In September, a conservation group released the so-called "Pebble Tapes," after secretly employing people to act as potential investors in the mine. Now-former Pebble chief executive Tom Collier and Thiessen were caught on tape discussing what they described as close ties with Murkowski, Sullivan, Alaska Gov. Mike Dunleavy and the Corps.
The senators, the governor and the Corps have denied the statements as false. But they led to unfavorable headlines in the press, renewed opposition to the project by critics, and efforts by a U.S. House committee to uncover records about the project.
In late August, the Corps said a Pebble mine with a 20-year life would cause "significant degradation" in the Bristol Bay watershed. The Corps' parent agency, the U.S. Army, said the project could not be permitted as proposed under the Clean Water Act.
But the Corps left open a single, difficult path for Pebble: submitting a mitigation plan that offset damage the mine would cause to wetlands in the Bristol Bay region. Experts said it was a steep hurdle because it likely meant Pebble would need to somehow create a plan setting aside large amounts of state land for protection in a pristine area that mine critics said had no other major development threats beyond Pebble.

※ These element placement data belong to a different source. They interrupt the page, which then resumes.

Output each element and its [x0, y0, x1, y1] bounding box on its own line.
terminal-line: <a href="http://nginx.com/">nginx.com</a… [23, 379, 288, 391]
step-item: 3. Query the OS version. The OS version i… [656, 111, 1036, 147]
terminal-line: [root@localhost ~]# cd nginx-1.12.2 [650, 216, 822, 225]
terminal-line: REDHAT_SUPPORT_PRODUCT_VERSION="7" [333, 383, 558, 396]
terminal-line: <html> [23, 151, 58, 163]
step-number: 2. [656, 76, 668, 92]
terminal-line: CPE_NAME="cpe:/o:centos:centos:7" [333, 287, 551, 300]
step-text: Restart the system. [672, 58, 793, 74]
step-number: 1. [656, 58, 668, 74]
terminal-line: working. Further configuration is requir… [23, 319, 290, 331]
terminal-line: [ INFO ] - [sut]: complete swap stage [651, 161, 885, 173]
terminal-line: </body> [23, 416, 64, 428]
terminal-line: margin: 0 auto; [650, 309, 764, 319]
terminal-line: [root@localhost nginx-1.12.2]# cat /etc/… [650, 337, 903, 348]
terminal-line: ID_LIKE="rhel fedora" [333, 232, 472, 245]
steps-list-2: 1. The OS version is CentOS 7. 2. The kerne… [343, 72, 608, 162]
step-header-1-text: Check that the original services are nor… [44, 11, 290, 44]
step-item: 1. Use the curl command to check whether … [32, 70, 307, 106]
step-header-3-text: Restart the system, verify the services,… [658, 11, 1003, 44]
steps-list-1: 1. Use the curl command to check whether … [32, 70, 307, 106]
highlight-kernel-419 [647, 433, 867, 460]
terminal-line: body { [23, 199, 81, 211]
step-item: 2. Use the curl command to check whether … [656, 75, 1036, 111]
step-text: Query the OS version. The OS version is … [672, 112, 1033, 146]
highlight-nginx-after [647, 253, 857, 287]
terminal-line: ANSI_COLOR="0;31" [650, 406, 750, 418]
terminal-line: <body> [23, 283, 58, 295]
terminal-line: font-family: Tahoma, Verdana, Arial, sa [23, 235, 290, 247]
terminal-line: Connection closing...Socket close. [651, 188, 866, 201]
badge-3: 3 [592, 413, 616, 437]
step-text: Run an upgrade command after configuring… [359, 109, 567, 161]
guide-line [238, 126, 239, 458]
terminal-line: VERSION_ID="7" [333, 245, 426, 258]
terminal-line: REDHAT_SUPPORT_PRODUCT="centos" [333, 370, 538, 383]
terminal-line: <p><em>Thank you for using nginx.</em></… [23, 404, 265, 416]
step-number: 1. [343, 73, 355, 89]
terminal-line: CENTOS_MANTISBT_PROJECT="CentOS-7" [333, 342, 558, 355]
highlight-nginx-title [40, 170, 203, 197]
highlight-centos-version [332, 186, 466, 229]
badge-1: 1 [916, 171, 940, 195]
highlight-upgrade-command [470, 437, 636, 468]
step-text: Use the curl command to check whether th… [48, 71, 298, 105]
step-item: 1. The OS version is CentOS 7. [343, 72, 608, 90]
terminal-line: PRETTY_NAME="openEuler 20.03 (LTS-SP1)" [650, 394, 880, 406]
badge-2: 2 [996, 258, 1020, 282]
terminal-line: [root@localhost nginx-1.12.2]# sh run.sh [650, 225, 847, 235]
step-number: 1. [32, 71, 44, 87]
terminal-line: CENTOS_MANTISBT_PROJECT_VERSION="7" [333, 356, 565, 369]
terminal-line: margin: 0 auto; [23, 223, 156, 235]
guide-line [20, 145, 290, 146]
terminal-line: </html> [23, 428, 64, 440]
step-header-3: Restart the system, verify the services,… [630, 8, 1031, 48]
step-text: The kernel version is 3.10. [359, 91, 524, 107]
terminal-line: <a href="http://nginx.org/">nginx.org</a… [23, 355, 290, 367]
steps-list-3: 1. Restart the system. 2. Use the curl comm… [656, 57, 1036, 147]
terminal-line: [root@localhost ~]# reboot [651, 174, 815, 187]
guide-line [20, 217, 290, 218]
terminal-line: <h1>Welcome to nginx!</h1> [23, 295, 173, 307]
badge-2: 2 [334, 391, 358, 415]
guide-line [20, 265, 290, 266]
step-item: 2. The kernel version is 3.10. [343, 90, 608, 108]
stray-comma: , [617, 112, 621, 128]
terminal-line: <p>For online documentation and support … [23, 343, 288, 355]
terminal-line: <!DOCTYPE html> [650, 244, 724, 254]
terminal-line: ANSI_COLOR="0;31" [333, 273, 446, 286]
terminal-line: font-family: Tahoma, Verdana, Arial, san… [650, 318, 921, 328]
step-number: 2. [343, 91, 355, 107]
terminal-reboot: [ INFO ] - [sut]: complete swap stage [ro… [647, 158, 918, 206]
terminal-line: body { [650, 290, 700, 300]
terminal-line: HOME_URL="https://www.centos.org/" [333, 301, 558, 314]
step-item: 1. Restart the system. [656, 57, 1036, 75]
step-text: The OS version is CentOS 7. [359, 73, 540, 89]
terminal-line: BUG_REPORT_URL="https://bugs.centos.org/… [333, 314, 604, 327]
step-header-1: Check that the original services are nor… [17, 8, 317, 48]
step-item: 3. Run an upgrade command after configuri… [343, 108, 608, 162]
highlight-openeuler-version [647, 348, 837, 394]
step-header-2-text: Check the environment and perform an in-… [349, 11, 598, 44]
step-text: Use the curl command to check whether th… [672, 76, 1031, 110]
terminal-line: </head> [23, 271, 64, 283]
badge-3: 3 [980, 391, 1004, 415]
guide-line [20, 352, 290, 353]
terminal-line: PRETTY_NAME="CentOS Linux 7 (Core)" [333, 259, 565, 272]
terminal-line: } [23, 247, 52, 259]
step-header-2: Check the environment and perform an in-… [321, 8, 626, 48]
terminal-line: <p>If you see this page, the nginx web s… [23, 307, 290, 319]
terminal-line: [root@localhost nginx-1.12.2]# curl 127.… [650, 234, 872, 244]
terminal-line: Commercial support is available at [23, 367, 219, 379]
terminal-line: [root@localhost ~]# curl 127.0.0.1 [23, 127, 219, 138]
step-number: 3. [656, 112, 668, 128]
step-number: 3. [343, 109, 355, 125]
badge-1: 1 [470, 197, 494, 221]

It was unclear early Wednesday if the mitigation plan, submitted by Pebble last week, failed to meet requirements. As of early Wednesday, the mitigation plan had not been publicly released.
Pebble faces a potentially difficult road ahead, particularly if the appeal decision drags over into the administration of President-elect Joe Biden. Biden has said he opposes Pebble, and mine critics are hoping that if needed, he'll have the EPA veto the project, essentially ending a process that began when he was vice president under Obama.
Opponents of the mine are also thinking about an effort to take the mineral deposit off the table forever. Murkowski, using language in an appropriations bill, has proposed an effort that could value the land in the region, setting the stage for a future land exchange with the federal government if the state-owned land is taken off the table for development.
That effort could give Biden the chance to forever end the threat that Pebble will be built in the region, said Steve Cohn, head of the Nature Conservancy in Alaska.
Northern Dynasty Minerals shares sold on the stock market cratered Wednesday, plunging about 50% to about 40 cents a share.